Durante la Segunda Guerra Mundial, los alemanes permitieron que organizaciones humanitarias como la Cruz Roja entregaran ayuda humanitaria, incluyendo juegos y pasatiempos, a los soldados capturados en territorios controlados por el Eje. Bajo una organización falsa llamada Fondo de Ayuda para Presos de Avituallamiento Autorizado, los aliados comenzaron a enviar copias de Monopoly a sus tropas capturadas.
El plan secreto detrás del Monopoly
Los juegos de mesa customizados incluían dinero extranjero real entre los billetes falsos, piezas para construir compases y herramientas, y un mapa que mostraba cómo escapar de los distintos campos de concentración. La compañía Waddington, que tenía la licencia para comercializar el Monopoly en tierras inglesas, fue clave en la creación de estos juegos de mesa especiales.

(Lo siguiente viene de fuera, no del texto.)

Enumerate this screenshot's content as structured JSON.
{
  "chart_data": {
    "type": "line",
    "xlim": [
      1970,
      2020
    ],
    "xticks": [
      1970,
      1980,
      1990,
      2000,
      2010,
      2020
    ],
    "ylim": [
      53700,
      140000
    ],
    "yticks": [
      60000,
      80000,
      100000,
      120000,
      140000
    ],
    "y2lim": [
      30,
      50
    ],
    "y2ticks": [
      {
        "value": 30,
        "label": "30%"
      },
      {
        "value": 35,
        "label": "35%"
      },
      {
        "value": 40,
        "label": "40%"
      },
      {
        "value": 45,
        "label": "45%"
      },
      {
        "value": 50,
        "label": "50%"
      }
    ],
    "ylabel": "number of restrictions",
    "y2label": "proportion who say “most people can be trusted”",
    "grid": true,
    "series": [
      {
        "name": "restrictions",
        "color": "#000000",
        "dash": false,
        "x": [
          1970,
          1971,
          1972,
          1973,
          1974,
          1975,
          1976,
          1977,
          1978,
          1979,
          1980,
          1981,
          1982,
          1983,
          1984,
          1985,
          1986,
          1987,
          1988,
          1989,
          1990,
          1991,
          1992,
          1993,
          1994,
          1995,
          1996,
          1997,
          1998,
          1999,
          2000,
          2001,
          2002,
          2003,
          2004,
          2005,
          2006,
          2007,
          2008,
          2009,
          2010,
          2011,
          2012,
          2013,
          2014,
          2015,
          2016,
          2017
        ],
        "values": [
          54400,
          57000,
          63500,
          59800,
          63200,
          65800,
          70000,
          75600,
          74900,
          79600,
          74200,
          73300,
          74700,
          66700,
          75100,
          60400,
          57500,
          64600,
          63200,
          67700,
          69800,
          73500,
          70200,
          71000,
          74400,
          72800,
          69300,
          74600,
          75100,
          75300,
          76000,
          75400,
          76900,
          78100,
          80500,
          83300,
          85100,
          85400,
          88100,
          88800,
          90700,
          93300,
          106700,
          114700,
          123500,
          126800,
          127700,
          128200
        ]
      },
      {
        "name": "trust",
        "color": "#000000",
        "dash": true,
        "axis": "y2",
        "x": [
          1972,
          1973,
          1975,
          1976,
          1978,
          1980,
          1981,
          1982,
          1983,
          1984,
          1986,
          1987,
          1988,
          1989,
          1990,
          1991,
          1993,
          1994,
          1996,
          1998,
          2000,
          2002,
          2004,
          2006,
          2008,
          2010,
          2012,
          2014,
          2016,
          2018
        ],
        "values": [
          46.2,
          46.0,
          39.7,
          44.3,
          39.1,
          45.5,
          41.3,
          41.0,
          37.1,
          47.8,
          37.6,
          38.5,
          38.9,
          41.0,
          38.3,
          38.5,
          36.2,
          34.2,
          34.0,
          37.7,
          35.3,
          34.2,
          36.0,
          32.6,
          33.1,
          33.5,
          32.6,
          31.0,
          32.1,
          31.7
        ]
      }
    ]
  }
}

La seda, utilizada para imprimir los mapas y herramientas, fue fundamental para que estos objetos fueran fáciles de esconder y no se rompieran o disolvieran en agua. Los soldados enviados a tierras controladas por el Eje se les indicó que, si resultaban capturados, estuviesen atentos a los Monopoly marcados con un fallo de imprenta en la casilla de parking gratis.
El Monopoly: un salvavidas en la guerra
Gracias a este plan, cientos de soldados aliados consiguieron escapar de los campos de concentración y poner a salvo sus vidas. El Monopoly se convirtió en un símbolo de esperanza y supervivencia en un momento de la historia marcado por la desesperación y la muerte.
La historia detrás de la leyenda
La razón por la que se eligió el Monopoly y no otro juego fue debido a la experiencia de Waddington en la impresión de seda, lo que les permitió crear objetos que fueran fáciles de esconder y transportar. La compañía de juegos de mesa y la seda se convirtió en un aliado inesperado en la lucha contra los alemanes.